In April, among the 100 largest metros, only 44 saw price drops year over year, 10 fewer than in March. Even better, 6 of the 10 biggest metros reported home price increases. Analysts noted that home prices are responding to a restricted supply that they think will exist for some time to come. The supply of homes in current inventory is down to 6.5 months, a level we haven’t seen in more than five years!
>> Review of Last Week
FROM ONE EXTREME… The stock market rebounded from its worst day in 6 months to post its best week of the year. Go figure. The big push came Wednesday with a huge 287 point surge in the Dow, as investors scooped up the bargains and felt good about a Chinese interest rate cut they think will stimulate the world’s second largest economy. Investor optimism was further encouraged at the end of the week, when it seemed likely that troubled Spanish banks would be thrown a lifeline and a fiscal crisis in the Eurozone would be averted.
All was not upbeat, though. Productivity was revised down to a minus 0.9% annual rate for Q1, and is up only a measly 0.4% in the past year. We did have good news with the ISM non-manufacturing index up to a better than expected 53.7, still in expansion territory. Finally, Friday saw the U.S. Trade Deficit shrink by a slim 4.9% in April. It’s still $50.1 billion, but seeing it shrink is definitely preferable to watching it go in the opposite condition.
For the week, the Dow ended UP 3.6%, at 12554; the S&P 500 closed UP 3.7%, to 1326; and the Nasdaq ended UP 4.0%, to 2858.

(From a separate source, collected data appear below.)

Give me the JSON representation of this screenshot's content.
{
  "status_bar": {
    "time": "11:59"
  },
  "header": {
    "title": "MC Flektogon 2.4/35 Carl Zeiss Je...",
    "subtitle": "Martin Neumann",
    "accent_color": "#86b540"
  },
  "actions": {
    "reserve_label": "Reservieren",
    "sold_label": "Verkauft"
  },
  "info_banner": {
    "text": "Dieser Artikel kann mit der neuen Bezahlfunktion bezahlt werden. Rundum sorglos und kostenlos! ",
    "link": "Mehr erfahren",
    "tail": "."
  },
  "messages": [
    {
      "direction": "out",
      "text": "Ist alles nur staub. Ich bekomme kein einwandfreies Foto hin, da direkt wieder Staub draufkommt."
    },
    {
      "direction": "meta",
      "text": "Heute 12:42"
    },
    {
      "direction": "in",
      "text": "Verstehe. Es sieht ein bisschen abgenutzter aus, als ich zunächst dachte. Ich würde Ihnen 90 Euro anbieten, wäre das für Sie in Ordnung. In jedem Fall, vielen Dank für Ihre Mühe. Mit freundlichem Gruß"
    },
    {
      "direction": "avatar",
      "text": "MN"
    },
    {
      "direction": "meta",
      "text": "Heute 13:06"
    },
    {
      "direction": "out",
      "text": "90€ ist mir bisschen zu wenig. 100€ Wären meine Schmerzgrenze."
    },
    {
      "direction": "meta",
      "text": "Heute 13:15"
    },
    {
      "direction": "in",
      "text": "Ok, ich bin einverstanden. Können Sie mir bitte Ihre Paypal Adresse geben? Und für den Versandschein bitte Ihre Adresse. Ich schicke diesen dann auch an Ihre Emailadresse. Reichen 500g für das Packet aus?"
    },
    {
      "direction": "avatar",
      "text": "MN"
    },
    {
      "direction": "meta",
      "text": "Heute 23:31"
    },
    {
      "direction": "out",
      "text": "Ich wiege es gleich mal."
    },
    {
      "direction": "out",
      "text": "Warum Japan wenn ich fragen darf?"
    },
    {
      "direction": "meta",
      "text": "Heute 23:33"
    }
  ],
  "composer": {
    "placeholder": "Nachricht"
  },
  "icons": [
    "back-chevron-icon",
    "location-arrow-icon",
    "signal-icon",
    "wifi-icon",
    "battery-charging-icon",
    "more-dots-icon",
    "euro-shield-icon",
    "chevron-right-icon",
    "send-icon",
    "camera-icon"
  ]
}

Feeling better about China and Europe, investors flocked to riskier stocks leaving bond prices to fall under heavy selling pressure. The FNMA 3.5% bond we watch finished the week down 0.81, at $104.30. But the Mortgage Bankers Association reported that national average rates on 30-year fixed-rate mortgages hit all-time lows for BOTH conforming and jumbo loan balances. Mortgage applications rose 1.3% for the week.
DID YOU KNOW?… Home ownership has great positive economic impact. One job is created for every two homes sold. And each home purchase generates up to $60,000 in economic activity over time.
>> This Week’s Forecast
THE DEFICIT, THE CONSUMER, THE INFLATION… Reports begin Tuesday with the Federal Budget expected to show an expanding deficit for the month, no surprise there. Other highlights include May Retail Sales, forecast down a tick, thanks to cautious consumers.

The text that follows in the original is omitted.